Clever Dude quoted from a news story about a new UN program to send food vouchers to Iraqi refugees via cell phone texts. Not so cleverly, Mr. Dude asks why people with cell phone texting plans need $22 worth of food aid per family every other month. Silly Dude. This is just another example of how cell phones can save you money.

The Red Stapler Chronicles had an obviously scientific rundown of the The Most Common Things People Steal. The ethics of most of them have already been settled by our best frugal thinkers. (For example, sneaking food into a theatre is okay, sneaking into a movie you haven’t paid for is not.) But the post posed a new conundrum: is it okay to charge your cell phone at work to save on your electric bill? I say yes. It should be no more ethically questionable than using the bathroom before you leave work to save on your water bill.

But by far the biggest frugal ethics imponderable of the month was from The Simple Dollar. In a post that was part of its Ethical Frugality Week, a reader confessed to having refilled her husband’s expensive shampoo bottle with a cheap substitute. Of course, hubby has not noticed the difference. (Expensive products are always identical to cheap ones.) Should the wife fess up and tell the husband, or just continue secretly topping off his prestigious bottle with the cheap stuff?

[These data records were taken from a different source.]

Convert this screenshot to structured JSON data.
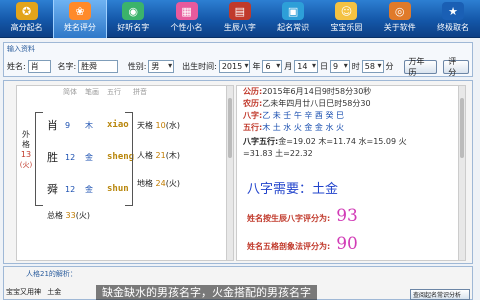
{
  "toolbar": {
    "items": [
      {
        "label": "高分起名",
        "icon": "certificate-icon",
        "color": "#e2a41a"
      },
      {
        "label": "姓名评分",
        "icon": "ribbon-icon",
        "color": "#ff8a2a"
      },
      {
        "label": "好听名字",
        "icon": "palette-icon",
        "color": "#3bb36b"
      },
      {
        "label": "个性小名",
        "icon": "card-icon",
        "color": "#e85a9d"
      },
      {
        "label": "生辰八字",
        "icon": "calendar-icon",
        "color": "#c03a2b"
      },
      {
        "label": "起名常识",
        "icon": "book-icon",
        "color": "#2d9fd8"
      },
      {
        "label": "宝宝乐园",
        "icon": "baby-icon",
        "color": "#f4c242"
      },
      {
        "label": "关于软件",
        "icon": "disc-icon",
        "color": "#e07a2a"
      },
      {
        "label": "终极取名",
        "icon": "star-icon",
        "color": "#ffffff"
      }
    ]
  },
  "input": {
    "title": "输入资料",
    "surname_label": "姓名:",
    "surname_value": "肖",
    "given_label": "名字:",
    "given_value": "胜舜",
    "gender_label": "性别:",
    "gender_value": "男",
    "birth_label": "出生时间:",
    "year": "2015",
    "year_unit": "年",
    "month": "6",
    "month_unit": "月",
    "day": "14",
    "day_unit": "日",
    "hour": "9",
    "hour_unit": "时",
    "minute": "58",
    "minute_unit": "分",
    "calendar_button": "万年历",
    "score_button": "评分"
  },
  "wuge": {
    "headers": {
      "simplified": "简体",
      "strokes": "笔画",
      "wuxing": "五行",
      "pinyin": "拼音"
    },
    "outer_label": "外格",
    "outer_value": "13",
    "outer_element": "(火)",
    "chars": [
      {
        "ch": "肖",
        "strokes": "9",
        "wuxing": "木",
        "pinyin": "xiao"
      },
      {
        "ch": "胜",
        "strokes": "12",
        "wuxing": "金",
        "pinyin": "sheng"
      },
      {
        "ch": "舜",
        "strokes": "12",
        "wuxing": "金",
        "pinyin": "shun"
      }
    ],
    "tian": {
      "label": "天格",
      "value": "10",
      "element": "(水)"
    },
    "ren": {
      "label": "人格",
      "value": "21",
      "element": "(木)"
    },
    "di": {
      "label": "地格",
      "value": "24",
      "element": "(火)"
    },
    "total": {
      "label": "总格",
      "value": "33",
      "element": "(火)"
    }
  },
  "bazi": {
    "gongli_label": "公历:",
    "gongli_value": "2015年6月14日9时58分30秒",
    "nongli_label": "农历:",
    "nongli_value": "乙未年四月廿八日巳时58分30",
    "bazi_label": "八字:",
    "bazi_value": "乙 未 壬 午 辛 酉 癸 巳",
    "wuxing_label": "五行:",
    "wuxing_value": "木 土 水 火 金 金 水 火",
    "score_label": "八字五行:",
    "score_value": "金=19.02 木=11.74 水=15.09 火",
    "score_value2": "=31.83 土=22.32",
    "need": "八字需要：土金",
    "bazi_score_label": "姓名按生辰八字评分为:",
    "bazi_score": "93",
    "wuge_score_label": "姓名五格剖象法评分为:",
    "wuge_score": "90"
  },
  "bottom": {
    "title": "人格21的解析：",
    "small_label": "宝宝又用神",
    "small_value": "土金",
    "button": "查阅起名常识分析"
  },
  "banner": "缺金缺水的男孩名字，火金搭配的男孩名字"
}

On the one hand, as long as the husband never reflects on why he hasn’t needed a new bottle of shampoo in ten years, what he doesn’t know won’t hurt him. And he may not like finding out that he was experimented on.

But I believe that frugal ethics require the wife to tell the husband. Because as it is, the wife is depriving the husband of the joy of knowing that he is being frugal. After all, being frugal is not about saving money, in fact actually saving money is not necessary. It is about knowing that you are saving money.